A man has been ordered to pay compensation after he donned a mask and smashed up his neighbour’s Ring doorbell with a hammer.
Paul Fairley appeared in the dock at Aberdeen Sheriff Court where he admitted emerging masked from his house and taking a hammer to the woman’s doorbell camera.
When police arrived, Fairley, 51, punched one officer in his private parts.
Fairley – who had drunk one-and-a-half bottles of vodka at the time – then kicked another constable as he tried to put him in the back of a police vehicle.
Woman heard loud bang
Fiscal depute Kirsty Martin told the court that at around 4pm on August 24 last year Fairley’s neighbour returned to her home, shortly after hearing a loud bang.
She activated her Ring doorbell and looked towards Fairley’s property – which was directly across from her own – where she saw him kicking his own front door before going inside.

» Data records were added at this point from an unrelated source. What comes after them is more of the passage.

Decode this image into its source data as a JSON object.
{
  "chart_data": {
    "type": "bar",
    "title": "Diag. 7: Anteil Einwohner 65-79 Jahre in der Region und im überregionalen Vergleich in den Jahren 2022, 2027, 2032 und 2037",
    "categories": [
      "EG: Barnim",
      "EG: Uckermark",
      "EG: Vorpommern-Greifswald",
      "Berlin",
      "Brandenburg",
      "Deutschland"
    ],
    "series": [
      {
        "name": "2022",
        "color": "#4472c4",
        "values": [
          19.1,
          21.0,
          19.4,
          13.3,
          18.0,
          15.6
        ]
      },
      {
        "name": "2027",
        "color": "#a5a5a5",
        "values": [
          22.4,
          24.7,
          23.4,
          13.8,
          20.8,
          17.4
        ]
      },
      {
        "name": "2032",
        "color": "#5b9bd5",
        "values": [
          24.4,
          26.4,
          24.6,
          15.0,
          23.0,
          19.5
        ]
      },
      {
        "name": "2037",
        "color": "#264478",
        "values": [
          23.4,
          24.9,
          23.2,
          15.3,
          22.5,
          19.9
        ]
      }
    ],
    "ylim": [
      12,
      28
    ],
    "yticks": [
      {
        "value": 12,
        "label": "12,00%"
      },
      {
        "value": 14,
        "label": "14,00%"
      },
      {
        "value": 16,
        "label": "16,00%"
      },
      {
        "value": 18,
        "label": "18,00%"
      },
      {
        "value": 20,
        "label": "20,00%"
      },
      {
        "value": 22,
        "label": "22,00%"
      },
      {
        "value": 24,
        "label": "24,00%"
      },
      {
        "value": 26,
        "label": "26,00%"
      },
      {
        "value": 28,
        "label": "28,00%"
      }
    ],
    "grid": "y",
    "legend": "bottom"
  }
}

He re-emerged soon after wearing a facemask and was carrying an item behind his back.
“The complainer watched as the accused approached and pulled a hammer from behind his back and struck her Ring doorbell with the hammer,” Ms Martin said.
“He then returned to his home address.”
The neighbour contacted police who initially had issues making contact with Fairley, despite her advising them that he had not left his home since the incident.

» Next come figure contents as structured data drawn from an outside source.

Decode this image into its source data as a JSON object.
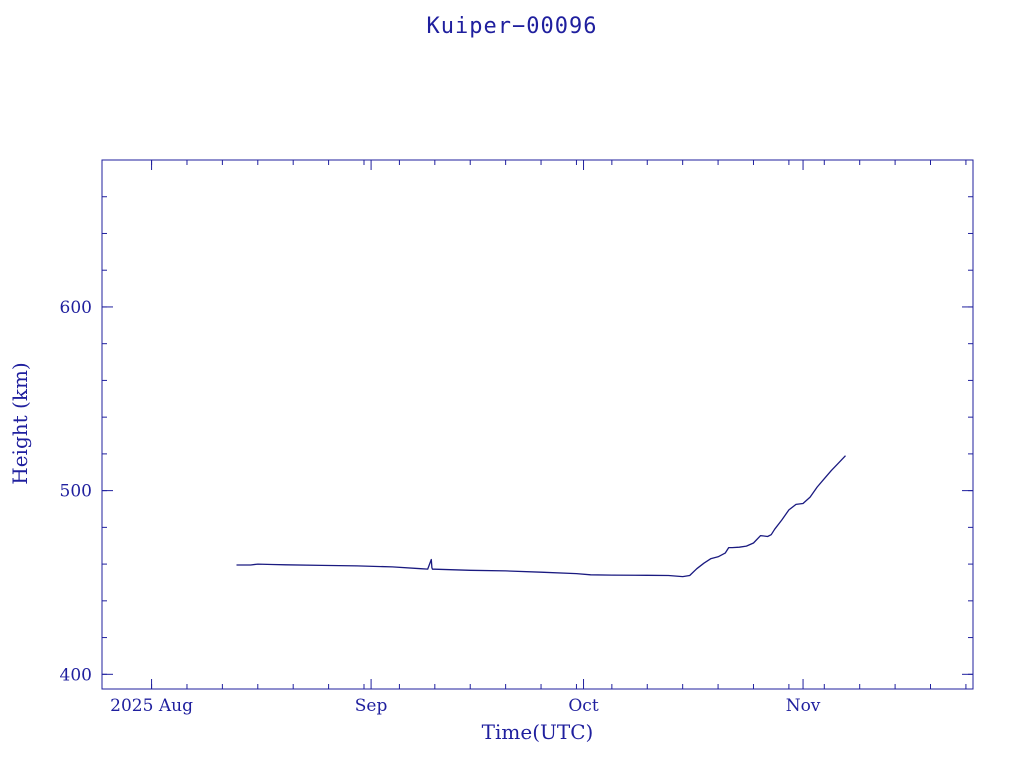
{
  "chart_data": {
    "type": "line",
    "title": "Kuiper−00096",
    "xlabel": "Time(UTC)",
    "ylabel": "Height (km)",
    "x_tick_labels": [
      {
        "date": "2025-08-01",
        "label": "2025 Aug"
      },
      {
        "date": "2025-09-01",
        "label": "Sep"
      },
      {
        "date": "2025-10-01",
        "label": "Oct"
      },
      {
        "date": "2025-11-01",
        "label": "Nov"
      }
    ],
    "xlim": [
      "2025-07-25",
      "2025-11-25"
    ],
    "y_ticks": [
      400,
      500,
      600
    ],
    "ylim": [
      392,
      680
    ],
    "grid": false,
    "colors": {
      "axes": "#1f1f9e",
      "line": "#1a1a80",
      "background": "#ffffff"
    },
    "series": [
      {
        "x": [
          "2025-08-13",
          "2025-08-15",
          "2025-08-16",
          "2025-08-18",
          "2025-08-20",
          "2025-08-25",
          "2025-08-30",
          "2025-09-04",
          "2025-09-08",
          "2025-09-09",
          "2025-09-09T12:00",
          "2025-09-09T14:00",
          "2025-09-09T16:00",
          "2025-09-10",
          "2025-09-15",
          "2025-09-20",
          "2025-09-25",
          "2025-09-30",
          "2025-10-02",
          "2025-10-05",
          "2025-10-10",
          "2025-10-13",
          "2025-10-15",
          "2025-10-16",
          "2025-10-17",
          "2025-10-18",
          "2025-10-19",
          "2025-10-20",
          "2025-10-21",
          "2025-10-21T12:00",
          "2025-10-22",
          "2025-10-23",
          "2025-10-24",
          "2025-10-25",
          "2025-10-26",
          "2025-10-27",
          "2025-10-27T12:00",
          "2025-10-28",
          "2025-10-29",
          "2025-10-30",
          "2025-10-31",
          "2025-11-01",
          "2025-11-02",
          "2025-11-03",
          "2025-11-04",
          "2025-11-05",
          "2025-11-06",
          "2025-11-07"
        ],
        "y": [
          459.5,
          459.5,
          460,
          459.8,
          459.6,
          459.3,
          459.0,
          458.5,
          457.5,
          457.3,
          462.5,
          458.0,
          457.2,
          457.2,
          456.6,
          456.3,
          455.6,
          454.8,
          454.2,
          454.0,
          453.9,
          453.8,
          453.2,
          453.8,
          457.5,
          460.5,
          463.0,
          464.0,
          466.0,
          469.0,
          469.0,
          469.2,
          469.8,
          471.5,
          475.5,
          475.0,
          476.0,
          479.0,
          484.0,
          489.5,
          492.5,
          493.0,
          496.5,
          502.0,
          506.5,
          511.0,
          515.0,
          519.0
        ]
      }
    ]
  }
}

They knocked repeatedly and Fairley finally answered the door, whereby officers located the hammer and a purple facemask inside his property.

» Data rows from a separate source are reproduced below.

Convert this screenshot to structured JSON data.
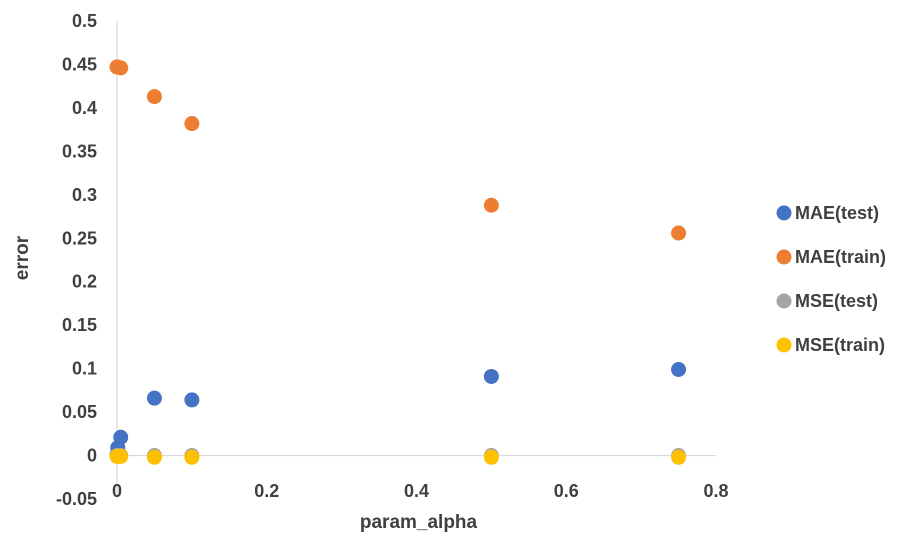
{
  "chart_data": {
    "type": "scatter",
    "title": "",
    "xlabel": "param_alpha",
    "ylabel": "error",
    "xlim": [
      0,
      0.8
    ],
    "ylim": [
      -0.05,
      0.5
    ],
    "x_ticks": [
      "0",
      "0.2",
      "0.4",
      "0.6",
      "0.8"
    ],
    "y_ticks": [
      "0.5",
      "0.45",
      "0.4",
      "0.35",
      "0.3",
      "0.25",
      "0.2",
      "0.15",
      "0.1",
      "0.05",
      "0",
      "-0.05"
    ],
    "grid": false,
    "legend_position": "right",
    "series": [
      {
        "name": "MAE(test)",
        "color": "#4472C4",
        "points": [
          {
            "x": 0,
            "y": 0.001
          },
          {
            "x": 0.001,
            "y": 0.009
          },
          {
            "x": 0.005,
            "y": 0.021
          },
          {
            "x": 0.05,
            "y": 0.066
          },
          {
            "x": 0.1,
            "y": 0.064
          },
          {
            "x": 0.5,
            "y": 0.091
          },
          {
            "x": 0.75,
            "y": 0.099
          }
        ]
      },
      {
        "name": "MAE(train)",
        "color": "#ED7D31",
        "points": [
          {
            "x": 0,
            "y": 0.447
          },
          {
            "x": 0.001,
            "y": 0.447
          },
          {
            "x": 0.005,
            "y": 0.446
          },
          {
            "x": 0.05,
            "y": 0.413
          },
          {
            "x": 0.1,
            "y": 0.382
          },
          {
            "x": 0.5,
            "y": 0.288
          },
          {
            "x": 0.75,
            "y": 0.256
          }
        ]
      },
      {
        "name": "MSE(test)",
        "color": "#A5A5A5",
        "points": [
          {
            "x": 0,
            "y": 0
          },
          {
            "x": 0.001,
            "y": 0
          },
          {
            "x": 0.005,
            "y": 0
          },
          {
            "x": 0.05,
            "y": 0
          },
          {
            "x": 0.1,
            "y": 0
          },
          {
            "x": 0.5,
            "y": 0
          },
          {
            "x": 0.75,
            "y": 0
          }
        ]
      },
      {
        "name": "MSE(train)",
        "color": "#FFC000",
        "points": [
          {
            "x": 0,
            "y": -0.001
          },
          {
            "x": 0.001,
            "y": -0.001
          },
          {
            "x": 0.005,
            "y": -0.001
          },
          {
            "x": 0.05,
            "y": -0.002
          },
          {
            "x": 0.1,
            "y": -0.002
          },
          {
            "x": 0.5,
            "y": -0.002
          },
          {
            "x": 0.75,
            "y": -0.002
          }
        ]
      }
    ]
  }
}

Fairley tried to take a drink of alcohol prior to his arrest and when officers stopped him he became immediately aggressive, punching one constable in the genital area.
As a second officer restrained Fairley and led him to a police van he kicked him in the thigh.
Upon being placed in the back of the vehicle, Fairley shouted: “I’ll throw myself through the window.”
The cost to replace the Ring doorbell camera was £70.
In the dock, Fairley pleaded guilty to one charge of wilfully or recklessly damaging property and two charges of assault.
‘No place’ for police assaults, sheriff says
Defence solicitor Emily Bruce told the court that her client had suffered a series of family bereavements and had been drinking alcohol on that day.
“Mr Fairley tells me that he was drinking one and a half bottles of alcohol at that stage and it had a very serious impact on his mental health,” she said.
“He has since taken account of his alcohol intake and he is currently getting help for that.”
Sheriff Gordon Lamont told Fairley that there is “no place for assaulting police officers, which can quickly result in a custodial sentence”.
He added: “The hitting of the Ring doorbell with a hammer must also have been something that gave the owner of that property concern.
“I’m persuaded that there is an alternative to a custodial sentence – but not by much.”
Sheriff Lamont made Fairley, of Ruthrieston Crescent, Aberdeen, subject to a community payback order with supervision for 12 months and ordered him to carry out 130 hours of unpaid work.
He also ordered Fairley to pay the woman £300 in compensation.